There is so much to gain from advances in free trade, including jobs and higher incomes for New Zealanders and it’s important that we take advantage of these global trends while we can.
The latest data suggests that improving global conditions are directly benefiting New Zealand traders.
New Zealand goods exports to China – our leading goods market – gained momentum in the last quarter, increasing 14 per cent to the year ending June 2017.
Goods exports to Australia, the US, Japan and Korea are all up in the last quarter and prices are generally increasing in the Global Dairy Trade auction with seven of the last ten auctions resulting in rising prices.

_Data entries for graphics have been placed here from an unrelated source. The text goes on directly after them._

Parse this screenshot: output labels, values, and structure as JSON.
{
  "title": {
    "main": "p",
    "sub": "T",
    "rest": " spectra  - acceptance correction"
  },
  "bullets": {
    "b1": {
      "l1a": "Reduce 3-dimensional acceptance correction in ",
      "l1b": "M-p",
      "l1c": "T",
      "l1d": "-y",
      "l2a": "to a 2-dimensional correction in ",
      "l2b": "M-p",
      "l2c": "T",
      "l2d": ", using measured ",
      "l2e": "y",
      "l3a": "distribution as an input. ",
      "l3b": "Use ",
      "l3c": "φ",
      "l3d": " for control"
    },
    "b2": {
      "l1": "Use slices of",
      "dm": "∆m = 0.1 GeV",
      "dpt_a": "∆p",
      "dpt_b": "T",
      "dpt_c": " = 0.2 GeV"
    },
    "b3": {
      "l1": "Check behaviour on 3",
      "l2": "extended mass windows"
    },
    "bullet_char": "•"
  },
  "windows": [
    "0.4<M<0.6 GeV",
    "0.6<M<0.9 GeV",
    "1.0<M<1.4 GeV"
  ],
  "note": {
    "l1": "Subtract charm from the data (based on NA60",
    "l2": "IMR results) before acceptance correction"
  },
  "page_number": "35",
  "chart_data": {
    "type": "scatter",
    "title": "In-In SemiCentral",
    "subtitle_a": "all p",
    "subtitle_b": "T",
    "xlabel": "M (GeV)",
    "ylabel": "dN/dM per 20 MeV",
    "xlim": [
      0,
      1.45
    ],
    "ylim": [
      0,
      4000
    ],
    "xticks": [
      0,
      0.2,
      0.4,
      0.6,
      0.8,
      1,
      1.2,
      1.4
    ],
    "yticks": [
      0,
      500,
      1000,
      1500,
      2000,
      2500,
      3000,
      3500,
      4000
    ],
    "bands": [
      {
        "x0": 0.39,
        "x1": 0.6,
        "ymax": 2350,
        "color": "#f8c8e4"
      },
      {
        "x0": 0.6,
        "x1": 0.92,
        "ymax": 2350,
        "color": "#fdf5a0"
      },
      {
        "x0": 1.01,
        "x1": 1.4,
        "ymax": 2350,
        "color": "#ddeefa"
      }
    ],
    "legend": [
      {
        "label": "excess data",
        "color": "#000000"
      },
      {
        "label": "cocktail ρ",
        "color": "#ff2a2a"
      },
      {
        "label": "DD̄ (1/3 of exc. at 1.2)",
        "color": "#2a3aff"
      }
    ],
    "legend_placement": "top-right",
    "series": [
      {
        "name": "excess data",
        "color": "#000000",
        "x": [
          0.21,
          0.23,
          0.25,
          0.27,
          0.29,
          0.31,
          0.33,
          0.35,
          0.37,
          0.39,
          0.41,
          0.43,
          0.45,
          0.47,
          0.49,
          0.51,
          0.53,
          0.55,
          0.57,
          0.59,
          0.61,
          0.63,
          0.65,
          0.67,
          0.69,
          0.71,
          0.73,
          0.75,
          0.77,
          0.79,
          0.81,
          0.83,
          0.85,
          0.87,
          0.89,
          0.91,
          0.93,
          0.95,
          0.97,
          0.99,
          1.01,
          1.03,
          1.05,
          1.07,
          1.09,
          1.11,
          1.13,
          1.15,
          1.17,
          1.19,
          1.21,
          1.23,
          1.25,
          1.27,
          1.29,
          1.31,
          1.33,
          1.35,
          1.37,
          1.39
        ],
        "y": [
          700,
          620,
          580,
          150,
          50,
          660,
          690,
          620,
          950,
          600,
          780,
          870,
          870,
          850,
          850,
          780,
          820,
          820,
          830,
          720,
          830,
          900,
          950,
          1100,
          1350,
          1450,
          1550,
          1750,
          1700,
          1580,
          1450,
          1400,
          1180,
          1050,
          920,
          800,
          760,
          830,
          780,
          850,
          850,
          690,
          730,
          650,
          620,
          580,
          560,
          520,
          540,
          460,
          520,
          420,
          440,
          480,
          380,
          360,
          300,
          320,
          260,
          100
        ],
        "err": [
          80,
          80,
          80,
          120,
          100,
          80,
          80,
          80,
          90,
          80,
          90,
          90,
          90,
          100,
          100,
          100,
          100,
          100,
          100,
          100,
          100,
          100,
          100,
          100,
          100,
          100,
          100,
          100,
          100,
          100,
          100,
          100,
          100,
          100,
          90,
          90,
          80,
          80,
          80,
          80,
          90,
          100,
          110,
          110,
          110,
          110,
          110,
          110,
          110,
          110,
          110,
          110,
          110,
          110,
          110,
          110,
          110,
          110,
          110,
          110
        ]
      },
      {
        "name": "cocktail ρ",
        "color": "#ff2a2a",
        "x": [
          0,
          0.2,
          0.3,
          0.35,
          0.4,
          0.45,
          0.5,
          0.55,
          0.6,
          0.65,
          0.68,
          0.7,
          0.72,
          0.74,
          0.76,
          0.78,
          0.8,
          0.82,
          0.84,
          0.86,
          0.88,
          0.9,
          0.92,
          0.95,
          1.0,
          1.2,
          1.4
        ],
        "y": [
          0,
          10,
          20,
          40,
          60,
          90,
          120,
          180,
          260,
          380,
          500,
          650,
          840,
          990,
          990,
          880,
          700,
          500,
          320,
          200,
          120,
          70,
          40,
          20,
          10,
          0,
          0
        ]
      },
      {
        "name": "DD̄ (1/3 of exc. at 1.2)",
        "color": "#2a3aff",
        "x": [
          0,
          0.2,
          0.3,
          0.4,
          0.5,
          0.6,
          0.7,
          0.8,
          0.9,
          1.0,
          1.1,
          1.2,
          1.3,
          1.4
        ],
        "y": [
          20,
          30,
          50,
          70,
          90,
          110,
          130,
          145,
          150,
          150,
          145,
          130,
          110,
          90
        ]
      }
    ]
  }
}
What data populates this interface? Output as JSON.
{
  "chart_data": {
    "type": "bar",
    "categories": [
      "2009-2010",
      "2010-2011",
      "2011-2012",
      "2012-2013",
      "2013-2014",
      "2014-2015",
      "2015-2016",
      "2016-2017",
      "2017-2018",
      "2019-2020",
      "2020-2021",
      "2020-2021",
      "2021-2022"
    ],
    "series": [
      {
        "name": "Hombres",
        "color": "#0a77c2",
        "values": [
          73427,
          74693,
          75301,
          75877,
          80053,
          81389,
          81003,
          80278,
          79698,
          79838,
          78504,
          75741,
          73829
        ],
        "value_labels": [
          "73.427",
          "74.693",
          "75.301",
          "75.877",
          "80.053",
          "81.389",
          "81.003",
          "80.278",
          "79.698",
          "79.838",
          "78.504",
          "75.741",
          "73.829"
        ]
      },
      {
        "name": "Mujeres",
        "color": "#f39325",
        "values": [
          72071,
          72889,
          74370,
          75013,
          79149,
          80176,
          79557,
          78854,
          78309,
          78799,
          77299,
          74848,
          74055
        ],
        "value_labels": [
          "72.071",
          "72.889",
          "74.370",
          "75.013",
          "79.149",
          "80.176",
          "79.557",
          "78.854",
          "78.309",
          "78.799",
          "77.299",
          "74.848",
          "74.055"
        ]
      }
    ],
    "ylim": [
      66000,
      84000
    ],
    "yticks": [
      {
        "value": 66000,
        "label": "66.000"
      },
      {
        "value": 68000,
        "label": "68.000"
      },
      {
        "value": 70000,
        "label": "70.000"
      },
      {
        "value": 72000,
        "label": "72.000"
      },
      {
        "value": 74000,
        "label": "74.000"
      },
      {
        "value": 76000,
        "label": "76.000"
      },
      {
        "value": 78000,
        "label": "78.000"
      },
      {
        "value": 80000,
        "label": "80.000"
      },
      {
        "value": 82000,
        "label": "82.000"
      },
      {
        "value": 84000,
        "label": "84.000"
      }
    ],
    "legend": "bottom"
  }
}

There are many positives that can be highlighted but, of course, there are still risks to global stability.
These include potential for countries to increase trade protection policies and financial sector variabilities, including mounting financial stability risks in China, political tensions and some very real security issues.
In the last few weeks, I’ve attended meetings in Indonesia and the Philippines that have focused on counter-terrorism, cross-border conflict, cyber security and other issues important to the Asia Pacific region, like the South China Sea and Korean peninsula.
It’s very clear that all countries in that region except North Korea have no interest in any kind of conflict that would halt or redirect their economic growth.
With China, Russia, the US and Japan along with all ASEAN countries calling for dialogue and dampening of tensions. For each of them and for us, the trade agenda remains important.
While a lot of the international rhetoric may be about protectionism and the view that some major players are turning inwards, we now have a more interconnected world marketplace than ever before and the introduction of new measures appears to be slowing.
The latest World Trade Organisation monitoring report shows members introduced fewer trade restrictive measures in 2016 compared to 2015, when new measures averaged about 20 a month.
Since I assumed the Foreign Affairs portfolio about three months ago, we’ve launched free trade negotiations with the Pacific Alliance, of which Mexico, Chile, Colombia and Peru are members.
These four nations are home to 221 million consumers and have a combined GDP of US3.8 trillion.
The PACER Plus agreement has been signed to provide social and economic benefits to many Pacific nations.
The $55 million development package will also help cut red tape for New Zealand businesses and will establish a common set of trading rules.
Thailand and New Zealand have agreed to market access improvements for our exporters, we’ve started high-level talks with Washington under the Trump administration and we’ve solidified our position high up the queue for a post-Brexit FTA with the UK.
Earlier this year we signed the Trans-Pacific Partnership 11, and officials will be assessing the options to bring TPP11 into force.
TPP11 will ensure our exporters remain competitive in important markets and will support jobs in all regions of New Zealand.
In three years’ time, New Zealand will be able to showcase its innovative products and services on the world stage at Dubai 2020 – a world expo that will likely attract 25 million visitors from across Europe, the Middle East, North Africa and Asia.
In short, the outlook for New Zealand exporters is bright and, as we all know, a strong export economy produces positive knock-on effects for every single New Zealander.
I hope many of you in this room share the confidence I have in our country and continue to work towards an even more prosperous future for New Zealand.